Tuesday, August 8, 2017

Complex Meters

Common wisdom dictates that the first rule of not going crazy is never to google your cardiac symptoms. Numerous tests have shown my arrhythmia to be benign, so I've pretty much put it out of my mind, except when playing my flute. That little stutter every fourth beat always throws me off if I'm not paying attention. My heart beats to a different drum, but I'm finally learning how to navigate the poly-rhythms.
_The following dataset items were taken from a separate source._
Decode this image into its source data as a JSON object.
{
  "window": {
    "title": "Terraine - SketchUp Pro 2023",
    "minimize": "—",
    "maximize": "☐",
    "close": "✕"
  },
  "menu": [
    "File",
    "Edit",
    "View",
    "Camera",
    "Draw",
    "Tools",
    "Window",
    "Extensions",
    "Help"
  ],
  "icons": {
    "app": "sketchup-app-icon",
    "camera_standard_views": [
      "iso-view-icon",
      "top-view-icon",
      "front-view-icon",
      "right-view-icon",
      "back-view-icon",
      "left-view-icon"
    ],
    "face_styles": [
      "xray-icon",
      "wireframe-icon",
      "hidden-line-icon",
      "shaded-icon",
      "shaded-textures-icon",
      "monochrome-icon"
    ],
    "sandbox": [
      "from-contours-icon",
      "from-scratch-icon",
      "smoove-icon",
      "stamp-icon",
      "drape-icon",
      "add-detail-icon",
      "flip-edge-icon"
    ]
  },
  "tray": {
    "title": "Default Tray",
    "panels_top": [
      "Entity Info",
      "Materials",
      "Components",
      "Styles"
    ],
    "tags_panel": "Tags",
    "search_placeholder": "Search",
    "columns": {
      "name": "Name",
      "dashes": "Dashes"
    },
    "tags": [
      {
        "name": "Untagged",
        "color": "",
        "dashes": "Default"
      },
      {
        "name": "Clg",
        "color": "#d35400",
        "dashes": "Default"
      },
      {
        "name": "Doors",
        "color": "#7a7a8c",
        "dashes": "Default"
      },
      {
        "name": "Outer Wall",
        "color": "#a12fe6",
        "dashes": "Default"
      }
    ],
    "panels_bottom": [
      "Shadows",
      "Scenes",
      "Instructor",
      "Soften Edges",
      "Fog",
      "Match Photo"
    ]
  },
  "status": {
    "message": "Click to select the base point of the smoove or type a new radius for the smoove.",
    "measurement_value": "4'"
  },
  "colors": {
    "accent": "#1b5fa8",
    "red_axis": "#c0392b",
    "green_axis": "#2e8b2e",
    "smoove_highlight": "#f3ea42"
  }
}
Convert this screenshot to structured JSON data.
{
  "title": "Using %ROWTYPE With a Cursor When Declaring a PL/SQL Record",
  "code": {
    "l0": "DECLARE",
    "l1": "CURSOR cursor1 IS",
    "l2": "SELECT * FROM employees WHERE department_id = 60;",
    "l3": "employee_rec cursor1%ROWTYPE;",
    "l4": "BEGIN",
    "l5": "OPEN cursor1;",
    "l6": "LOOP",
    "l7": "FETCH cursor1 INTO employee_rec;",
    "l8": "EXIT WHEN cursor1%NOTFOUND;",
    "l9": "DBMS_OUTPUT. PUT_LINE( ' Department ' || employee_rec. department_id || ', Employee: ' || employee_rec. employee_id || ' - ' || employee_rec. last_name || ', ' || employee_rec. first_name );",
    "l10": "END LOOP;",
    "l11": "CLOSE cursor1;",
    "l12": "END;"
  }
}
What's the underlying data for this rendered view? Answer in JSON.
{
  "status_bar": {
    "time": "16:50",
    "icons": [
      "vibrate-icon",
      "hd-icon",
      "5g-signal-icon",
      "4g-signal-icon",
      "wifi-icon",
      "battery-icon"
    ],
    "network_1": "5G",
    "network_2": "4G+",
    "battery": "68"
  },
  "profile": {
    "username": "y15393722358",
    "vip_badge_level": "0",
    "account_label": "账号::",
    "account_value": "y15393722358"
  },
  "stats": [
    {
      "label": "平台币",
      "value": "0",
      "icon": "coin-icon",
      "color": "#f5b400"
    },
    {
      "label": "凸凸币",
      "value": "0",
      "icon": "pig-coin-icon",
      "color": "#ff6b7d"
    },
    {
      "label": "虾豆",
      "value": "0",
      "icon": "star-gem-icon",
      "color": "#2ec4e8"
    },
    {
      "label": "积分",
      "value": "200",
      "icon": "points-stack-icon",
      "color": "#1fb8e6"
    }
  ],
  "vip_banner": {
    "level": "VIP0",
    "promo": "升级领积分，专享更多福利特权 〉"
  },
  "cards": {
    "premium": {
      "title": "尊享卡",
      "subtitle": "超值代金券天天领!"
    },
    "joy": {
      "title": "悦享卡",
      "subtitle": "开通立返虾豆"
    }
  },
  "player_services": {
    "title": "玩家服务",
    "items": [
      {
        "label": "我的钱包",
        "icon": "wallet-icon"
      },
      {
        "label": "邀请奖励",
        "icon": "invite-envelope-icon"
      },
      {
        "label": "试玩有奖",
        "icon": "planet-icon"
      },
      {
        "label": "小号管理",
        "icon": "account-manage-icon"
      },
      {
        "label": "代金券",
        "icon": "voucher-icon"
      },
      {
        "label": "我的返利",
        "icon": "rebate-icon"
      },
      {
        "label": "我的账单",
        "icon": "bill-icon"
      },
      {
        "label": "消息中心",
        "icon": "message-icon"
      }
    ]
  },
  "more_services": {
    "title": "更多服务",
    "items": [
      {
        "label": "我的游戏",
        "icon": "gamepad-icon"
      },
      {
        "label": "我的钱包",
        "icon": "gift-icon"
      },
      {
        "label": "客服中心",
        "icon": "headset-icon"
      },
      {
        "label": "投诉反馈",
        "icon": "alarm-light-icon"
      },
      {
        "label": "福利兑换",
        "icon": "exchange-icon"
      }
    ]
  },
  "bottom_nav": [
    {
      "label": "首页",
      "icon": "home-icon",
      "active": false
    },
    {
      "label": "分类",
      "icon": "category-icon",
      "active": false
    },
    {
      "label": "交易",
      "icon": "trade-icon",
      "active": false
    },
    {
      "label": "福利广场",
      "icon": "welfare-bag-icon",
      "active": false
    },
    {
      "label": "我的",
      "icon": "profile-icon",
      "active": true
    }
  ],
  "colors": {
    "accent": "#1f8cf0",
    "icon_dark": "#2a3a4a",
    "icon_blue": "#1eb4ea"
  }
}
Living well with chronic illness is, to a large extent, a mental game. No amount of positive thinking will give us a normal life, but sometimes mindset can make the difference between being stuck in bed all day, and being stuck in bed most of the day. We take what we can get, and we live with very little margin for error.

Once while I was in high school, maybe six months after the onset of my symptoms, I woke up feeling unexpectedly wonderful. My mind was clear, my joints only ached a little bit, and I had more energy that I'd had in weeks. It was glorious. I decided to surprise my mother by secretly getting all sorts of homeschool work done, while pretending to be as incapacitated as the day before. It backfired horribly. Feigned lethargy quickly became very real, and by afternoon I had relapsed altogether.

It's a lesson I've taken to heart. I have to make the most of every good moment, gathering enough joy to propel me forward, postpone the next relapse, hopefully make it as mild as possible. Keeping my morale up is no small feat when my whole body hurts, and this strategy isn't without its drawbacks; invisible illnesses are even harder to explain when you smile all the time. It's better than the alternative, though, so I work hard to keep my chin up. A joyful heart makes good medicine indeed.

Most of my symptoms, I've googled like crazy, as one does when the battery of blood tests fails to produce answers. After all these years, my sister finally has a diagnosis, and it appears to be genetic, so I'm praying that I will soon be able to get some medical help that actually helps. In the mean time, I'm always looking for ways to maximize my health on my own. I play around with sundry herbs, craft my own antibiotics out of kitchen staples, and make music like my life depends on it.

Last week I finally broke down and googled my arrhythmia. It turns out that in cardiac terms, "benign" simply means that I'm not about to drop dead. It doesn't mean I won't be dizzy and out of breath all the time. All those years of anxiously wondering why the blood work never gave any answers, and what if this was all in my head and I was going crazy... well, this might have been good to know.

I'd thought that if I could just avoid thinking about my heart, I could protect myself from anxiety. Funny how that backfired.

I'm learning once again that the antidote to fear is always joy, never ignorance. You have to face the struggle head-on, or it will constantly ambush you, but then you also have to seek joy out, treat it as if it's more real than pain.

Which it is.

And now I think I'll practice my flute. Today's challenge is to turn my scales into something beautiful enough to stay on beat.